DNA extraction has been performed by Laura Mason, using the Zymo microprep fecal soil kit. DNA is eluted in 35 - 55 uL, quantified via qubit and quality assessed via gel, and samples are stored at -20 degC
Sequencing Libraries were prepared by Jessica Henley and Lady Grant in December 2024 - January 2025 Metagenomes were then sequenced by Jessica Henley at CSU at the Next Generation Sequencing Genomics Core (as part of a test of the new user core facility). Jessica provided the following info on methods: "DNA samples were quantified using a Qubit 4 and then processed using Illumina's DNA Prep kit, following the manufacturer's protocol. DNA inputs were all in the 25 - 50ng range, allowing for 6 cycles at the BLT PCR step (I remember Kelly asking about staying below 7 cycles). Pooled libraries were sequenced on an Illumina NextSeq 2000 using an XLEAP-SBS P4 300-cycle reagent kit with a 2% phiX control."
Raw reads were processed for bacterial/archaeal content using singleM 0.18.3 using the singlem –pipe command and default parameters per instructions from Ben Woodcroft. The resulting taxonomic profiles were concatenated and exported in a text file to R where tidyverse was used to 1) convert the profiles into an abundance table (coverages as counts) and 2) transform the “counts” into relative abundances by XXX (personal conversation with Ben Woodcroft). This relative abundance table was used for all downstream processing. To assess the fungal community, raw reads were then trimmed using Sickel (version). Bbduk (version) was used to remove poly-G sequences from the reverse reads and quality was assessed again. Kraken 2(v2.9) was used to identify fungal sequences using a custom database of 1600+ fungal genomes collected from Ensemble (v 67) and FungiDB (version), per (cite that paper). Read counts output by Kraken in the “report” file were transformed in Bracken v 2.9 (add more on what Bracken does). The resulting files were individually transformed into abundance tables using kreport_to_krona.py function in Kraken tools. Abundance tables were concatenated, and exported to R for downstream processing. In R, tidyverse was used to filter all taxa that appeared less than 3 times in the dataset and to convert the counts to relative abundances. This relative abundance table was used in all further statistical tests.
Prior to conducting any statistical tests that bridged both datasets, samples in the Research dataset were randomly selected by a random number generator so that only one replicate of each treatment was used (per Dr. Eric Gilland, CSU statistics dept). This resulted in 161 samples. For both communities, alpha diversity metrics (Shannon’s diversity, evenness, and richness) were assessed in vegan, and krukal wallis tests were used to assess differences in alpha diversity metrics by regenerative management practice, dataset, cropping system, and location. Maaslin2 was used to find enriched organisms by regenerative practice after removing taxa with less than 0.05% abundance and 10% prevalence across the dataset. Location Name was used as the random term.

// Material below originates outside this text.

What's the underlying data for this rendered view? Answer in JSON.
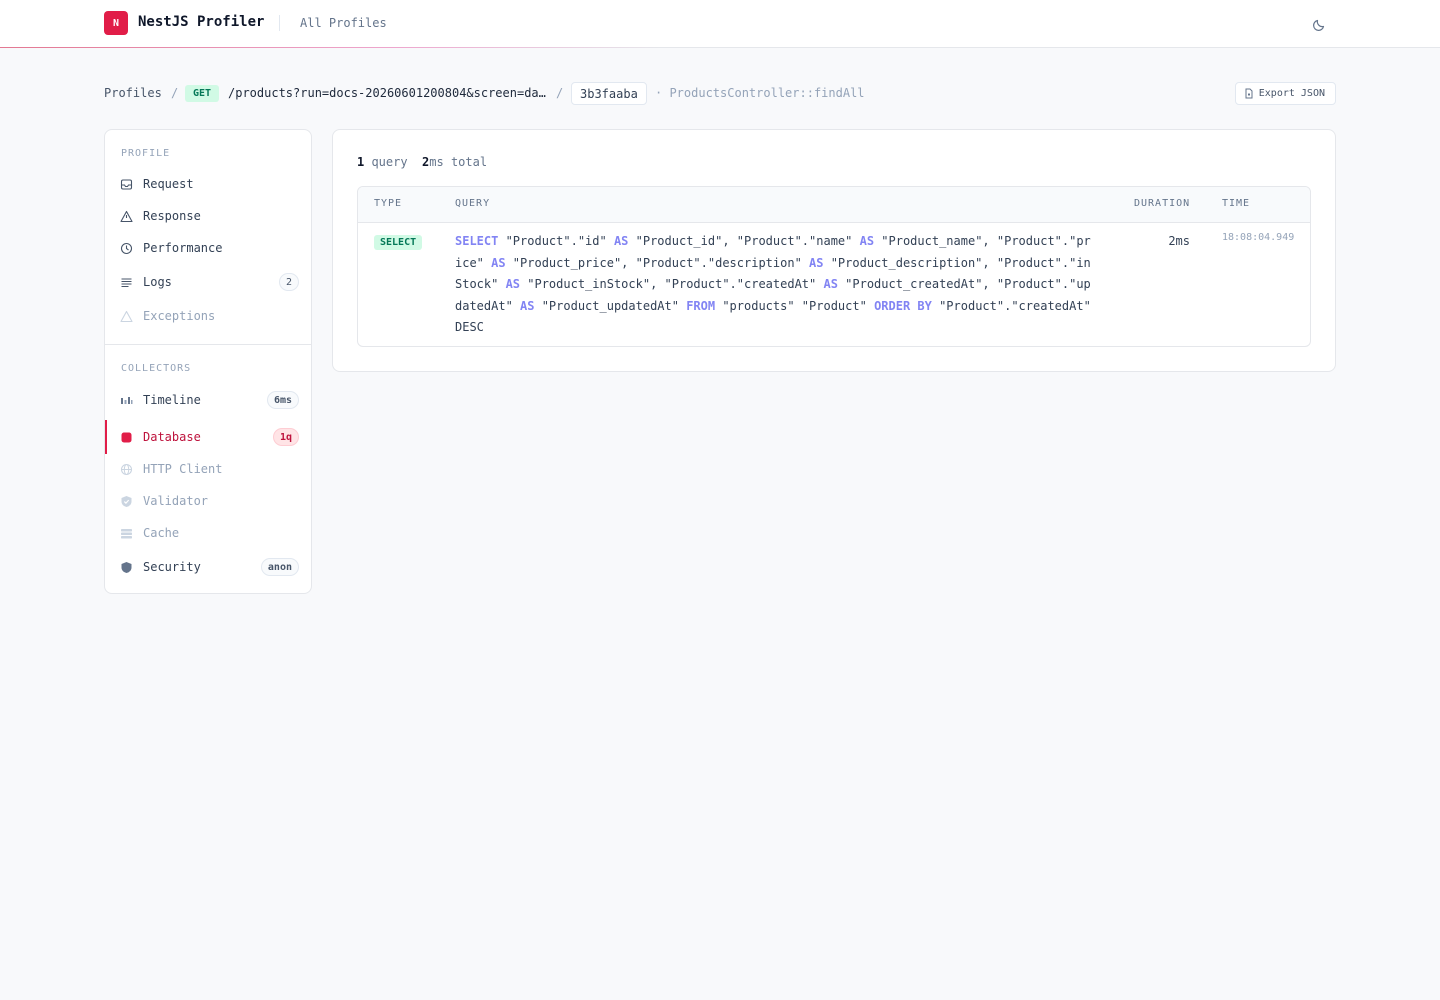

Beta diversity of each community was calculated in the adonis2 package in vegan via PERMANOVA and visualized using NMDS. Soil health metrics were divided into low, medium, and high groups (per Wilhelm et al 2022,2023), and indispecies was also used to determine bioindicators of low, medium, high, and super high bioindicators (Wilhelm et al 2023). Partial least squares regression was used to determine if any taxa were predictive of any soil health metrics and spearman’s correlations to correlate individual taxa to the each of the shared soil health metrics.